Bending the music rules

Ivers' music varies; Irish influence remains a constant


Tonight's Eileen Ivers and Immigrant Soul concert sold out faster than you can say Celtic music, but, weather permitting, those who didn't buy tickets in time can still race for the $5 lawn seating that goes on sale an hour before the show.

Ivers and Immigrant Soul play at 8 p.m. in the Strings Music Tent in Torian Plum Plaza.

Ivers has been bending musical rules since she was a teenager.

Her music eases the listener into a comfortable, recognizable Irish reel, and then it slowly shifts, pulling the listener around the world -- first to Appalachia, then to Africa, Spain and back to Ireland.

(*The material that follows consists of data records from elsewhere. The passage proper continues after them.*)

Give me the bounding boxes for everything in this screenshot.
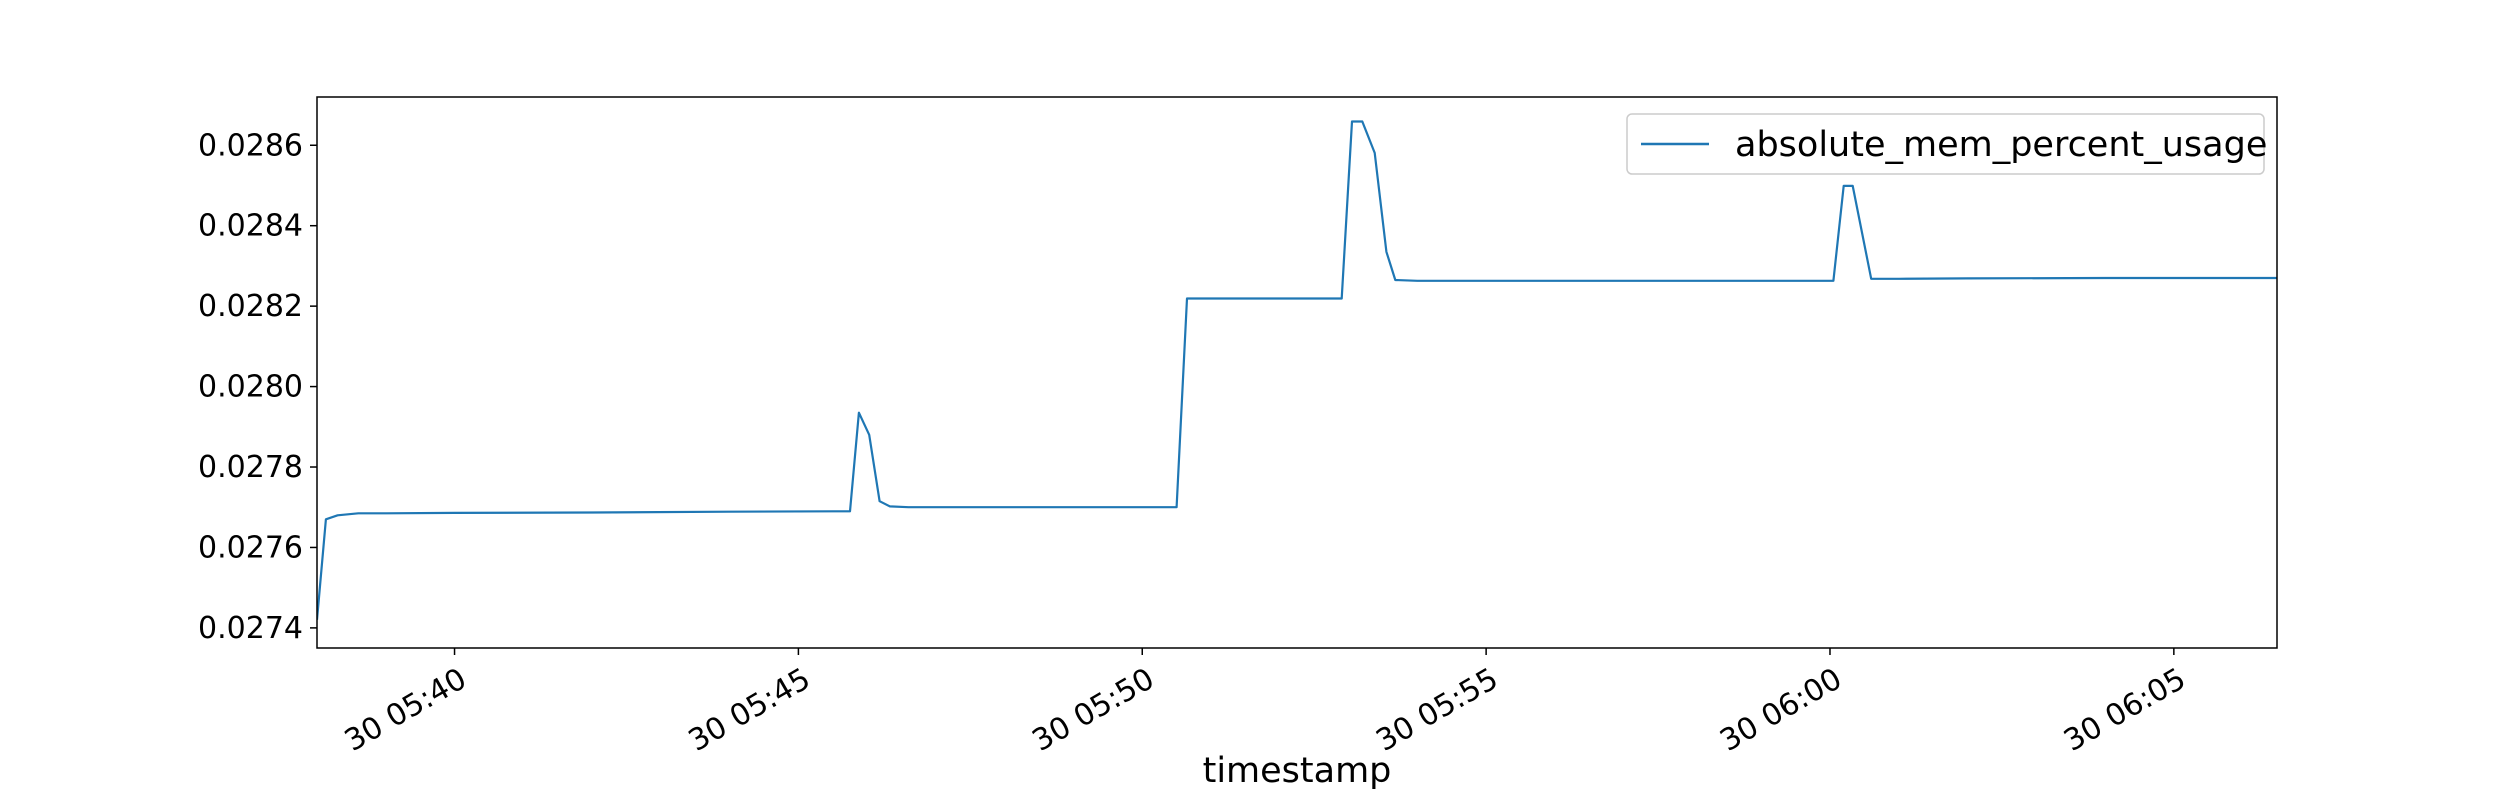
legend-box (1626, 113, 2265, 175)
series-layer (317, 120, 2277, 620)
series-line-absolute_mem_percent_usage (317, 120, 2277, 620)
x-axis-label: timestamp (1203, 751, 1392, 791)
y-tick-label: 0.0276 (198, 530, 303, 565)
y-tick-label: 0.0286 (198, 128, 303, 163)
y-tick-label: 0.0282 (198, 289, 303, 324)
y-tick-label: 0.0284 (198, 209, 303, 244)
legend-entry-label: absolute_mem_percent_usage (1735, 125, 2267, 165)
legend: absolute_mem_percent_usage (1626, 113, 2267, 175)
y-tick-label: 0.0274 (198, 611, 303, 646)
y-tick-label: 0.0278 (198, 450, 303, 485)
axes-frame (316, 96, 2278, 649)
y-tick-label: 0.0280 (198, 370, 303, 405)
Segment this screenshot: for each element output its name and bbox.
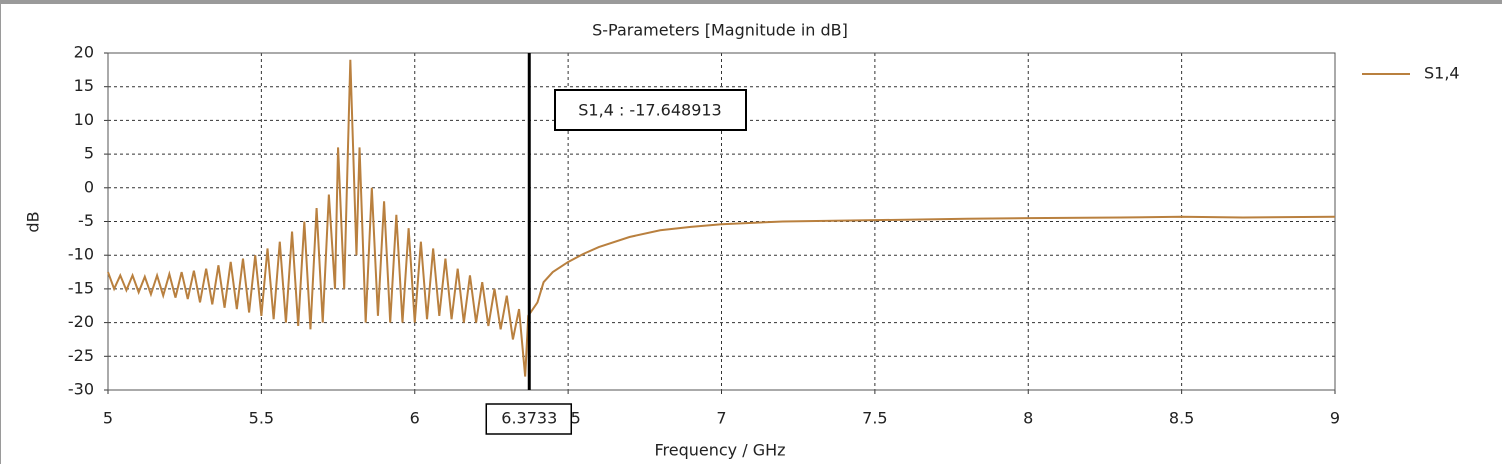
y-tick-label: 10 (74, 110, 94, 129)
marker-label: S1,4 : -17.648913 (578, 101, 721, 120)
x-tick-label: 9 (1330, 409, 1340, 428)
marker-x-box (485, 403, 573, 435)
series-line (107, 59, 1336, 377)
y-tick-label: -20 (68, 312, 94, 331)
x-tick-label: 7.5 (862, 409, 887, 428)
y-tick-label: -15 (68, 278, 94, 297)
y-tick-label: -5 (78, 211, 94, 230)
y-tick-label: -30 (68, 380, 94, 399)
x-tick-label: 8 (1023, 409, 1033, 428)
x-tick-label: 8.5 (1169, 409, 1194, 428)
x-axis-label: Frequency / GHz (654, 441, 785, 460)
marker-label-box (554, 89, 747, 131)
chart-title: S-Parameters [Magnitude in dB] (592, 21, 848, 40)
x-tick-label: 7 (716, 409, 726, 428)
x-tick-label: 5 (103, 409, 113, 428)
window-frame (0, 0, 1502, 4)
y-tick-label: 5 (84, 144, 94, 163)
y-tick-label: 0 (84, 177, 94, 196)
marker-x-label: 6.3733 (501, 409, 557, 428)
y-tick-label: 15 (74, 76, 94, 95)
window-frame-left (0, 4, 1, 464)
legend-label: S1,4 (1424, 64, 1460, 83)
y-axis-label: dB (24, 211, 43, 232)
x-tick-label: 6 (410, 409, 420, 428)
y-tick-label: 20 (74, 43, 94, 62)
x-tick-label: 5.5 (249, 409, 274, 428)
y-tick-label: -25 (68, 346, 94, 365)
plot-frame (107, 52, 1336, 391)
y-tick-label: -10 (68, 245, 94, 264)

It's a musical journey that comes naturally to the first-generation Irish American who grew up in the ethnically diverse Bronx. Her Irish-born parents settled in the city's Irish neighborhood. Blocks away were the Italians, then Germans, then Latinos.

"It was a great way to grow up," Ivers said. "It was a real neighborhood."

Every summer the Ivers family traveled back to Ireland.

"I'm very close to my family over there," she said. "We would go for the summer and be the horrible city kid farmers.

"A lot of Irish moved to America when times were horrible, but now young people are staying there -- even immigrating to Ireland."

Ivers still goes back to Ireland -- she and her husband bought a home there -- three or four times a year, and even though she experiments with the Celtic sound, it is always at the soul of her music.

"It's very important for me to play in Ireland," she said. "I play sessions in pubs over there and get back to what's real -- the core of my music."

Irish audiences have been listening to Ivers' fiddle since she won the All-Ireland Championships as a 9-year-old.

"It was a very different feel then," she said. "Here I was, American born. It was very rare for a Yank to be able to play and feel the music and to be beating Irish-born players."

Ivers is to Celtic music what Joseph Campbell is to religion. She sees the line that runs through the music and, through her travels, notices the same line running through all music.

"There is a swing under the music that exists in American and African music," she said. "Once you get it, once you understand that, it's a testament to how wonderful the music is and how much it has influenced music around the world."

Irish music blends easily with other musical styles because it is melodic and dance-oriented, she said. "You have to be very cold if it doesn't move you.

"You feel the down beat -- clap on the four -- which is a common theme in a lot of music, like old time bluegrass tunes. It all has the same derivative."

Instead of playing with the traditional Irish boron, Immigrant Soul uses bigger African drums, such as congas, to carry the beat.

"We'll use this really bubbling South African base line to fill in the cracks of the tune. That world rhythm underpins the tune," she said. "You barely know it's there, it's just another level of musical depth."

Ivers and Immigrant Soul just played in Norway and Sweden and were introduced to Hardinger fiddle music of Norway.

"We had a session and my ears were wide open to the Celtic music that ran through it and the Appalachian sound," she said. "That's exciting."

Ivers' latest album, recorded with Immigrant Soul, follows three solo albums, countless compilation albums, a stint with "Riverdance" and 30-plus medals in the All-Ireland Championships.

Ivers plays an electric fiddle and walks up and down the aisles as she plays. Ivers and Immigrant Soul recently played three sold-out shows at the Kennedy Center with the National Symphony Orchestra.

"I was going up and down the aisles and there were these beautifully dressed people high-fiving each other. It was what Irish music should me. When it works, it gets across on these serious emotional and social levels. It's my chance to break down the fourth wall."